Depends on what you‘re using Redis/MongoDB for, of course, but generally my experience with both of those at medium scale has been great. I‘ve never even needed to shard Mongo, but it’s great to have the option. If you use it as intended, it scales very well, same as Redis (I have no experience whatsoever running Redis in distributed way). I don‘t know if either are good tools if you just want a place to store HTML content. Parsing that and putting it in to Mongo might give you a lot of query power (over Redis), but if you‘re more interested in the linked nature of the web, maybe a graph database would suit your need (ansami/neo4j/daromic/…).

Also, I imagine there‘s loads of Java libraries for this kind of stuff, and many of those have probably considered lots of edge cases. I find an hour of trying out some Java libraries almost always pays off

didibus · March 11, 2019, 3:56pm

Ah I see.

Dunno how good it is, but I found this: https://github.com/maithilish/scoopi

And it looks right up your alley.

stardiviner · March 13, 2019, 6:03am

I agree with that. MongoDB and Redis is enough for medium distributed scale level. I will try MongoDB out.

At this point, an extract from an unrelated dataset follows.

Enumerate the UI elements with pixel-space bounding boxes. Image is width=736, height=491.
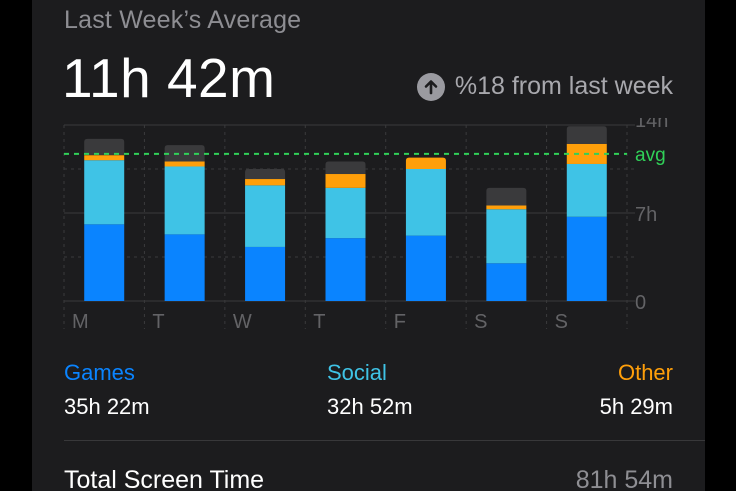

Thanks.

stardiviner · March 13, 2019, 6:08am

@didibus, Thanks. This one looks really interesting. I considered Dockerize crawer too. One thing I have no idea how to develop Clojure on this Scoopi Java library in Docker. If I solve this problem, I can setup similar environment for my development environment. I personally use Emacs with CIDER to write Clojure code. Emacs have docker.el and docker-tramp.el support for working with Docker container filesystem. I will try to Google “setup Clojure development in Docker container”.

jackrusher · March 13, 2019, 3:29pm

In case you need to deal with pages that require a JS runtime to render, there’s also my library Sparkledriver.

system · September 12, 2019, 3:29am

This topic was automatically closed 182 days after the last reply. New replies are no longer allowed.